Remembering my own days of reading and performing The Crucible at school, this already evoked memories of discussing the play and its impression upon me as a young wannabe-actor. However, even these nearly 20 years later, I found myself newly informed and immersed in the discussions, factoring that John Proctor was pictured a hero and the women still as the villains. A story about the dangerous spread of gossip and rumour, we still side with his stoicism and rarely comment on the play being written by a male and the male view on the female characters. I found myself already with a renewed outlook, feeling like I was one of the girls discussing this and all the interpretations. Oh my horror when I remember how I was cast as Proctor way back when…
There’s a real sense of relatability as a female – while set in America, teenage girls are teenage girls, and all the performers (Lauren Ajufo, Holly Howden Gilchrist, Clare Hughes, Miya James and Sadie Soverall) evoke that youthful-ness, excited-ness and awkwardness that we all felt at that age.
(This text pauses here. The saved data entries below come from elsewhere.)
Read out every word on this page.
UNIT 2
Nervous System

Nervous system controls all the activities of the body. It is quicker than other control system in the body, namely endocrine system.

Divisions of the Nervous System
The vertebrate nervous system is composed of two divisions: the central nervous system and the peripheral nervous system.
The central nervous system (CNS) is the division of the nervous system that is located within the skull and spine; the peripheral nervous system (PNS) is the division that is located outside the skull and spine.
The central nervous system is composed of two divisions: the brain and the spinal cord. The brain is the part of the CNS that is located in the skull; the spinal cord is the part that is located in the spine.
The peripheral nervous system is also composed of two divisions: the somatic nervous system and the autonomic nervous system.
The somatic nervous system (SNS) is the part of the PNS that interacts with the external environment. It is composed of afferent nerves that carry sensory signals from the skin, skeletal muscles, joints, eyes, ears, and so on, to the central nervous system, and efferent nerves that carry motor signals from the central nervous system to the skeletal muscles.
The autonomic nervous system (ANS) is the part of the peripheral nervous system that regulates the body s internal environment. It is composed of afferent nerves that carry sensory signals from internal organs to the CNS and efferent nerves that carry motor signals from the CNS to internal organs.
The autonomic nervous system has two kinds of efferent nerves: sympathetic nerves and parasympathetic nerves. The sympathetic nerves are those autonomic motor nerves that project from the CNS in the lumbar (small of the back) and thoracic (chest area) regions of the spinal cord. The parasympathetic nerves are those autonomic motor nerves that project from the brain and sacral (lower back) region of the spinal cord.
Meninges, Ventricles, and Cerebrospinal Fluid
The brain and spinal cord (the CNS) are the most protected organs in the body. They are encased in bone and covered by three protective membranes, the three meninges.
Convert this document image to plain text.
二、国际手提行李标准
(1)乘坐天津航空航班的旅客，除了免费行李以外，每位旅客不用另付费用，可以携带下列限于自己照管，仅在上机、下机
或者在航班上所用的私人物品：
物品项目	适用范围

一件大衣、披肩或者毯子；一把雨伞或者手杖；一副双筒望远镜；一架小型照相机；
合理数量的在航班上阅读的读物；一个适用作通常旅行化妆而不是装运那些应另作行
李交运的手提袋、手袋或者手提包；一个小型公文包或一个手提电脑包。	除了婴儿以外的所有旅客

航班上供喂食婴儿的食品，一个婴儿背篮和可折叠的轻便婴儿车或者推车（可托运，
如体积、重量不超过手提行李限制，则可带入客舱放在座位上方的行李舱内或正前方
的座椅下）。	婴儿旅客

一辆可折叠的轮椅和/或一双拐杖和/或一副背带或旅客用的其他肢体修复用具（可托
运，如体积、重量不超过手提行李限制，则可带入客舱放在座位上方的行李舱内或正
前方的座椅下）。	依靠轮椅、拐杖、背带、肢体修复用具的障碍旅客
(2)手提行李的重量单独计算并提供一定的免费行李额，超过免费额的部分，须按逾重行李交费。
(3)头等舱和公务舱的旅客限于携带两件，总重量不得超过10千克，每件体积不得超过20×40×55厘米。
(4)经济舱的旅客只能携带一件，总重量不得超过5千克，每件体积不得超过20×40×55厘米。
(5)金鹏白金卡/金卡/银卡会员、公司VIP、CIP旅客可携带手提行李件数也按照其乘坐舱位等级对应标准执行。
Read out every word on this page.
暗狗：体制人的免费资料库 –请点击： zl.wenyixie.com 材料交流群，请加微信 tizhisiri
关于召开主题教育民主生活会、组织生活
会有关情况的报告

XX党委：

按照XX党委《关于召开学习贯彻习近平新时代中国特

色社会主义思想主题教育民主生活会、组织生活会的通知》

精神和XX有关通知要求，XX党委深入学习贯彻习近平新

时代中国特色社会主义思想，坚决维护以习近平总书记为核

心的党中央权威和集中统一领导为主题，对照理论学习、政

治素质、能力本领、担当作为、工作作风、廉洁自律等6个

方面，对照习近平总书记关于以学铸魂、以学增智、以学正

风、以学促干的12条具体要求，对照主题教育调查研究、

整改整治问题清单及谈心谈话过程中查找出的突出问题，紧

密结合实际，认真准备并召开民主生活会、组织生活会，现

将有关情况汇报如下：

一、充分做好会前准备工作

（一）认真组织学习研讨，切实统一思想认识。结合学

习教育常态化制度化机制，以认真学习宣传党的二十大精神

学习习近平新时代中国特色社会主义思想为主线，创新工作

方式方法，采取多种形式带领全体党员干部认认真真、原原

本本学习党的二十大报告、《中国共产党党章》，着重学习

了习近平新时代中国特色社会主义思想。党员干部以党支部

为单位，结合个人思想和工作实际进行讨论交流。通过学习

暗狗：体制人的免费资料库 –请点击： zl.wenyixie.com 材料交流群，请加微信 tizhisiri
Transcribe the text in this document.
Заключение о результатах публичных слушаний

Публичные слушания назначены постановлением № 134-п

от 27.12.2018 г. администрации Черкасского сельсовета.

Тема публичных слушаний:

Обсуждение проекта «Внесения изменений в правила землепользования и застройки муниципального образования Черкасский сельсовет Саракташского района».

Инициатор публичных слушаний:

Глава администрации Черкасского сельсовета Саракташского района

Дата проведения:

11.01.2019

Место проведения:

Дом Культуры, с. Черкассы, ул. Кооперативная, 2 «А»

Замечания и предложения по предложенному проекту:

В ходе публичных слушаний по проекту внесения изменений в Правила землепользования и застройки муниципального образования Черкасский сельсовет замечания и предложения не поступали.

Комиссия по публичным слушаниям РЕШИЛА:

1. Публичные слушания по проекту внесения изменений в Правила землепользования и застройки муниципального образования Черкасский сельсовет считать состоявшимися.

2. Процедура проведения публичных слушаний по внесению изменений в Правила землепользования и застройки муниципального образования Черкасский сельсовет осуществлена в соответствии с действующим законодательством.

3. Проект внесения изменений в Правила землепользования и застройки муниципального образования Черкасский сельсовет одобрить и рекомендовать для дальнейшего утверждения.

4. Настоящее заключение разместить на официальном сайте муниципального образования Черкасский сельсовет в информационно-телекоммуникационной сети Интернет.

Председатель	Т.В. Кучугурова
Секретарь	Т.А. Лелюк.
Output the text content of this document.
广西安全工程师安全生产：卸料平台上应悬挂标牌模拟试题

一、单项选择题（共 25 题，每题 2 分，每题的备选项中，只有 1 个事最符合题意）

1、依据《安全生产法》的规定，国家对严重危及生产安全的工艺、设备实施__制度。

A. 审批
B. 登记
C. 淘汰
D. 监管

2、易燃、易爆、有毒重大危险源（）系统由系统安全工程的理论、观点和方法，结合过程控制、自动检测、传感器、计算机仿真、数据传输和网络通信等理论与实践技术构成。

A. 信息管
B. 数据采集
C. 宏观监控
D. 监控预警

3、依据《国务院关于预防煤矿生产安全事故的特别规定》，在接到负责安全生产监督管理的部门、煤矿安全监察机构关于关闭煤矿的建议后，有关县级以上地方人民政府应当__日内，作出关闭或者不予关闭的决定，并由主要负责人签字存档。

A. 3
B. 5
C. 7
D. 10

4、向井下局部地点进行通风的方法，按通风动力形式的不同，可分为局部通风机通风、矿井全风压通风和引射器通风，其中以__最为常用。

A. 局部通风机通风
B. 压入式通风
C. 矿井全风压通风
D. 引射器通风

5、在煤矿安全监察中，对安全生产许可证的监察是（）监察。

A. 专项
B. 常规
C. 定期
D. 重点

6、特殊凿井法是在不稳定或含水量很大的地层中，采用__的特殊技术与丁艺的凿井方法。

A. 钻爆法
In a specific time where our minds and bodies are growing, our brains being somewhat working towards adulthood but still children, they brought this to life without it feeling satirical or unnatural. Each with their own personalities, there was no stereotyping here but something still very relatable. The excitement over a boy liking you, the girlish crush on your young teacher, the blow ups of friendships and family… all so normal yet still so dramatic. We want to be part of them, and we gasp and laugh as they do. We want to dance when they dance and we cheer them on when they fight back. Their relationships are so easy and natural and funny – so teenage and so girl-like. I can remember those moments with my own friends back at school.
When things get hard, we feel it. And we remember it from our own time. While the shocking turn of events may not have happened to us in our lives, we maybe heard stories of it in other places with other people, and went through our own serious moments while trying to grow up and be children at the same time. It’s still shocking and the theatrical techniques used to drop these bombshells is impactful. It only heightens the great acting on stage. The lighting, scene changes, spotlights highlighting character’s feelings at the time, all add to enhance this production from the script to the stage.
One can’t go without a mention of Dónal Finn. Like many, I am on the Finn train after his recent appearances in The Other Bennet Sister and Young Sherlock. Already two very different characters in themselves, Finn throws in yet another drastic change of character as Mr Smith. A likeable, excitable character, we can’t help but have a girlish crush ourselves and lean to liking him. So when things are turned upside down, the change from our impression of him is still as shocking. His character doesn’t change necessarily but it is felt under the surface; something running as a current. And his uncomfortable-ness at the crescendo is plastered naturally across his face and enveloped in his tense body language, ready to burst. If you happen to see all 3 of these credits in quick succession, you will see what a real upcoming talented star this man is becoming. One to look out for.
John Proctor is the Villain is a triumph of a production, relatable yet sufficiently dramatic. It questions everything we were ever taught about a fantastic play and forces us to continue to question feminism and the long way we still have to go.